Is substance dualism about substance? (pt. II)

Aristotle identifies three elements in substance: tode ti or “a ‘this'”; koris or separability and being to ti aen einai, which Latin Scholastics named by turning the verb “exist” into a noun: essentia. The first two criterion are pretty basic: substance is something you can point at and which can be divided from any other individual. The last criteria is more obscure but also more fundamental – in Aristotle it seems to end up meaning form (and whatever else form needs). This is why Aristotle in De anima II will describe soul as substance (along with what the soul needs) and why substance pure and simple is what is form pure and simple, i.e. the separate forms that Aristotle concludes Metaphysics VII  with or that he proves must exist from motion in Metaphysics XII. When he considers nature as such he knows that form alone is not a possibility, and so in that discourse essentia is form and the matter that form needs, though even here he insists that nature is more form than matter (the inconsistencies that some commentators have tried to hang on Aristotle on this point can be cleared up by noting that speaking about to ti aen einai as cuch is not at all the same thing as speaking about it in nature).

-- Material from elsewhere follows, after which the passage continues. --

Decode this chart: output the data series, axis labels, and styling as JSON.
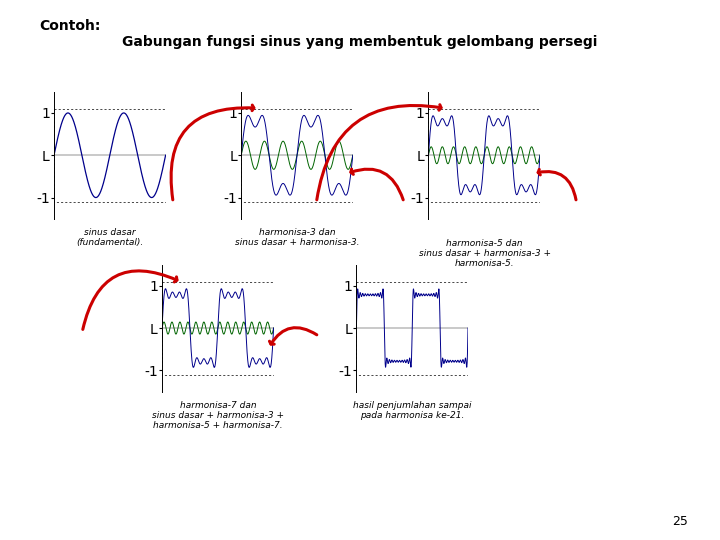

Now if we raise the question of what “substance dualism” of the human person would mean under this sort of scheme many questions immediately vanish and other ones come into sharper focus. If we limit our account of substance to the first two criteria we might get our taboo Cartesian dualism, but this becomes untenable as soon as the third criterion enters in, though for incompossible reasons. If the person were a separated substance that for some unknown reason happened to be tied to a body at the moment then we wouldn’t have substance dualism – the substance would be the soul pure and simple. On the other hand, when form needs something other than form the form is not a substance though it is still “more substance” than the other thing. Under this description form is a part of substance as opposed to a substance while it is uniquely comparable to the whole. Either way, there is nothing deserving of the name “substance dualism” in Aristotle’s description of substance. What we have instead is a much more interesting description of the person as not his soul to the extent that he is a natural thing, i.e. to the extent that he is mobile in Aristotle’s sense and therefore an unactualized self. 

(And now to shift gears entirely to a highly speculative first-draft eschatology)

Christian anthropology and eschatology beg to be grafted onto this sort of scheme and to provide it with a logical development. The separation of soul from the body is the moment when further unactualized possibilities of either perfection or degradation cease. Human virtue can longer be improved or lost and vices can neither plunge into further degradation nor be repented of. Note carefully that this is true so far as we are talking about the unactualized possibilities that are properly natural, i.e. that fall within the ambit of the cosmos as it is presently constructed. All that the person has achieved or failed to achieve as a natural being has come to a close and stands in need of a definitive judgment. But there is no need to describe the soul as looking back to nature as the domain of unactualized possibilities. A separated soul is not in a state a privation like a mutilated animal since mutilation differs from death by the continued function of some integral or essential part, and if any body part is integral or essential to the separated soul then the very notion of a separated soul is contradictory. The separated soul is a complete person but is no longer an ens mobile. He no longer looks back to the domain of unactualized natural possibilities nor has any ontological orientation to it.

The resurrection of the body is not necessary because the soul has some unsatisfied longing to return to the cosmos but because the person shares a common destiny with the cosmos that is itself destined to be remade and born again. Just as death marks the point where all cosmic possibilites of the person cease and are judged, the apocalypse of Christ marks the point where the possibilities of the cosmos come to an end and are reborn without judgment into beatitude (the cosmos, after all, never sinned). Man is remade and resurrected only in the context of the definitive rebirth of a new cosmos – “new heaven and new earth” –  though he must enter into it after a judgment his actions as a member of the cosmos that has passed away. In his own passage from the cosmos, he was judged only on his own virtues and vices, but in the general judgment he must be judged for all the effects his just or unjust actions had on others, whether human or non-human.